Faune or La nymphe violée or Pan et la nymphe or L'après-midi d'un faune

Details
Pierre Bonnard (1867-1947)
Faune or La nymphe violée or Pan et la nymphe or L'après-midi d'un faune
signed 'Bonnard' (lower left)
oil on board laid down on cradled panel
25¾ x 28 in. (65.5 x 71.2 cm.)
Painted in 1907
Provenance
Galerie Bernheim-Jeune, Paris (acquired from the artist, 1907).
Prince de Wagram, Paris (acquired from the above).
Galerie E. Druet, Paris.
Galerie Bernheim-Jeune, Paris (acquired from the above, 1909).
L'Art Moderne, Lucerne.
Eugène Blot, Paris; sale, Hôtel Drouot, Paris, 23 April 1937, lot 38 (titled Le Satyre).
Anon. sale, Hôtel Drouot, Paris, 16 December 1953, lot 39 (dated 1903).
H.-J.-P. Bomford, London (by 1959).
Anon. sale, Hôtel Drouot, Paris, 11 March 1964, lot 57.
Galerie Alex Maguy, Paris (by 1968).
Acquired by the present owner, circa 1987.
Literature
T. Klingsor, "Pierre Bonnard", L'Amour de l'Art, vol. II, no. 8, August 1921, p. 243 (illustrated; titled Nymphe ravie par un faune).
Le Bulletin de la Vie Artistique, année 4, no. 16, 15 August 1923, p. 333 (illustrated).
C. Roger-Marx, Pierre Bonnard, Paris, 1924, p. 21 (illustrated, dated 1903).
C. Terrasse, Bonnard, Paris, 1927, p. 94 (illustrated).
G. Bazin, "Bonnard", L'Amour de l'Art, vol. XIV, no. 4, April 1933, p. 86, fig. 92 (illustrated; titled Satyre enlevant une nymphe, dated 1903).
A. Charpentier, "Trois Peintres," Prométhée, no. 5, June 1939, p. 177 (illustrated).
T. Natanson, Le Bonnard que je propose, Geneva, 1951, p. 30.
Art and Auction, vol. 8, no. 174, 31 July 1964, p. 286.
J. and H. Dauberville, Bonnard, Catalogue raisonné de l'oeuvre peint, Paris, 1968, vol.

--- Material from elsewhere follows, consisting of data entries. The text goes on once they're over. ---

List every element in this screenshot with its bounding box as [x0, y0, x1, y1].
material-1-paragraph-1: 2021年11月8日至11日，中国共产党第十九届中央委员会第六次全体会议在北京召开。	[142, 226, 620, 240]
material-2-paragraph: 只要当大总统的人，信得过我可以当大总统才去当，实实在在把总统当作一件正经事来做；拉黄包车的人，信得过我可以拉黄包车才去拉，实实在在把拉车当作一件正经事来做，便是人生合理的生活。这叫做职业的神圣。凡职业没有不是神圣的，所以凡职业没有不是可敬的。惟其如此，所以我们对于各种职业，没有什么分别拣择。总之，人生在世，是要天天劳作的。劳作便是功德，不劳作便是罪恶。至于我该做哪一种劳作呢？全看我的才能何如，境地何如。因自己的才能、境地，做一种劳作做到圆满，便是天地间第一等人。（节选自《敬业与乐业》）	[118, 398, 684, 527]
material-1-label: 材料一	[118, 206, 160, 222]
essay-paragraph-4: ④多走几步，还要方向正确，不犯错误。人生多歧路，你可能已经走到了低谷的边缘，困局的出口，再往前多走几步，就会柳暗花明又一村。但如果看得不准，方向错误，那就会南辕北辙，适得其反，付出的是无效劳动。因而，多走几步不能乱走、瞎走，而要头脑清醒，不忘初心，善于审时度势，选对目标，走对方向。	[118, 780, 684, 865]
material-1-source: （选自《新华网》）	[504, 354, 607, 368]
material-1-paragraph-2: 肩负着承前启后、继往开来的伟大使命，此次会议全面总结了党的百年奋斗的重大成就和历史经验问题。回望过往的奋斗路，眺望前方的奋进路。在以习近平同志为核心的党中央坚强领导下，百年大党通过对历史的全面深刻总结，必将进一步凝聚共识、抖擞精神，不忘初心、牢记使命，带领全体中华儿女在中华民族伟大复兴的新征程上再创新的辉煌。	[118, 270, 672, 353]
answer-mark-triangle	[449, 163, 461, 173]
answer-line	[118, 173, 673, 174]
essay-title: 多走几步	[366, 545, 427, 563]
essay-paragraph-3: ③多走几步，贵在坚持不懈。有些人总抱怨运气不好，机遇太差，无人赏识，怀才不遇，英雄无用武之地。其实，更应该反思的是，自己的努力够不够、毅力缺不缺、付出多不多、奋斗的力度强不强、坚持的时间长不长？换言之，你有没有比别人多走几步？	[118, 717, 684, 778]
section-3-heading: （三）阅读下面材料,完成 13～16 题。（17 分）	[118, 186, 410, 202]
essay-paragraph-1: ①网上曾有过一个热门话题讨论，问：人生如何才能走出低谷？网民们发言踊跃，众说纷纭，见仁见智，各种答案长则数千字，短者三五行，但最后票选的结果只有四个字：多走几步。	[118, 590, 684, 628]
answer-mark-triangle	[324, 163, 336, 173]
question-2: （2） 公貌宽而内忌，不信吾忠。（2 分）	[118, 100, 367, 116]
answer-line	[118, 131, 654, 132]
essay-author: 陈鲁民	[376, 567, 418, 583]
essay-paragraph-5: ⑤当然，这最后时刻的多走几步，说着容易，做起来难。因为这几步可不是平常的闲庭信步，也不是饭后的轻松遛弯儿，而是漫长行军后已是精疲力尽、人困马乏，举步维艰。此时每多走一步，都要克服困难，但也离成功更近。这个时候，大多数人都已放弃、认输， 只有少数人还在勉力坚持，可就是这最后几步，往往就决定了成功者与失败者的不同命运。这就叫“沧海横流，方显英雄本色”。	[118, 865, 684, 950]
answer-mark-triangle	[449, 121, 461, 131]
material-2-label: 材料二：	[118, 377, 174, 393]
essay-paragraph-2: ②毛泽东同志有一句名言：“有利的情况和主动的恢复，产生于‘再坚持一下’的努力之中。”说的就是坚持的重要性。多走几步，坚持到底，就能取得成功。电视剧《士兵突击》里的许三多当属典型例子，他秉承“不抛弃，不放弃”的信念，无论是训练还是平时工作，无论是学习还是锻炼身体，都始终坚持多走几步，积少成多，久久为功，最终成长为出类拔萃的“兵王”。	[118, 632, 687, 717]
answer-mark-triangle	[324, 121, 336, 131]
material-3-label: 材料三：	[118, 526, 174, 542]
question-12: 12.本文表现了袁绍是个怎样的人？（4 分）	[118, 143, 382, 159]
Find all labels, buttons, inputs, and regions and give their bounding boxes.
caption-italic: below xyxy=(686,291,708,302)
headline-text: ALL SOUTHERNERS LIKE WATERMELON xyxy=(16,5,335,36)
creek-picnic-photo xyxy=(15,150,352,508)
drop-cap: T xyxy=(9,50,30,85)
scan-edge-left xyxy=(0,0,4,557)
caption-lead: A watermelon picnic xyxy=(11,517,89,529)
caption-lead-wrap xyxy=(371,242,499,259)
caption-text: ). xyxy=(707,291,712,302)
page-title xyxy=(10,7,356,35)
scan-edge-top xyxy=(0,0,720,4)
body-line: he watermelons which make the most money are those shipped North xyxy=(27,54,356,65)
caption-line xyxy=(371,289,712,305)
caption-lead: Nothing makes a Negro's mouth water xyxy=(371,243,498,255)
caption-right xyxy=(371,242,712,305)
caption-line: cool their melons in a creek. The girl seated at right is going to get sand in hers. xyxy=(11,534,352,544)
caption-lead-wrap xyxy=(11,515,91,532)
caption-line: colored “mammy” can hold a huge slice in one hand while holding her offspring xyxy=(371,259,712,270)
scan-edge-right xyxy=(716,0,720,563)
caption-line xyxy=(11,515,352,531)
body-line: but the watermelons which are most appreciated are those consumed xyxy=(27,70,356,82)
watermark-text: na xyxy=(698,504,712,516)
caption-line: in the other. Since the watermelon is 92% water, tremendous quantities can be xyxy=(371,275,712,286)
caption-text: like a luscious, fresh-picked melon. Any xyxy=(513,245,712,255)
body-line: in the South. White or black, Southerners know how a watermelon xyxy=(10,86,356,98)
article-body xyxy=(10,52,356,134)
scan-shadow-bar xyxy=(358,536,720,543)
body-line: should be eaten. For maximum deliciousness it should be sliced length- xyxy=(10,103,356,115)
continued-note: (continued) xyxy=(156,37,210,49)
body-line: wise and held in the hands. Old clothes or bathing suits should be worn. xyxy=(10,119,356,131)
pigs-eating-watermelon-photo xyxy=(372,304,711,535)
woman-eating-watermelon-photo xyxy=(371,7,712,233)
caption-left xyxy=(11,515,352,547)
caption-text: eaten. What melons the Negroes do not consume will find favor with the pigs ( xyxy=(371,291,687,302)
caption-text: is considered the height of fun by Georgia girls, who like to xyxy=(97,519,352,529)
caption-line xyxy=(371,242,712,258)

II, p. 90, no. 471 (illustrated, p. 91).
M. Terrasse, Bonnard du dessin au tableau, Paris, 1996, p. 59 (illustrated in color).
Exhibited
Paris, Galerie Bernheim-Jeune & Cie, Exposition Bonnard, March 1910, no. 4.
Paris, Galerie Bernheim-Jeune & Cie, Nus, May 1910, no. 5.
Paris, Galerie D'Art Braun & Cie, Van Gogh, Gauguin, Toulouse-Lautrec, Bonnard et son Epoque, April 1932, p. 5, no. 9 (illustrated in the Bulletin des Expositions, no. 5).
London, O'Hana Gallery, French Paintings of the Nineteenth and Twentieth Centuries, June-September 1959, no. 1 (illustrated; dated 1903).
London, Tate Gallery, and New York, The Museum of Modern Art, Bonnard, February-October 1998, pp. 18-19 and 96, no. 22 (illustrated in color, p. 97).

Lot Essay

In 1907 Pierre Bonnard and Edouard Vuillard visited the Palais de Fontainebleau, where they viewed the fresco designed by Primaticcio (1504-1570), Apelles Painting Campaspe and Alexander, mounted above the Porte de l'Escalier de la Duchesse d'Estampes. In it the painter Apelles is seen at his easel, a young boy at his side, as his nude male and female models are posed struggling with each other. Bonnard kept a postcard of this subject. In correspondence with the curators of the 1998 Bonnard exhibition, Antoine Terrasse suggested that in the present painting Bonnard takes the place of Apelles, and having transformed himself in a faun (using his own profile), embraces Campaspe, who is depicted in the form of Marthe de Meligny, Bonnard's companion since 1893, and whom he married in 1925 (see op. cit. p. 96).

Bonnard was very likely making reference to the abduction scenes in the early paintings and watercolors of Paul Cézanne. The painter Ker-Xavier Roussel, an erstwhile member of the Nabi circle, a friend of Bonnard and Vuillard's brother-in-law, was also drawn to similar subject matter set in a mythological context, as in his Cortège de Silene, circa 1907, and Nymphe et centaure, circa 1910.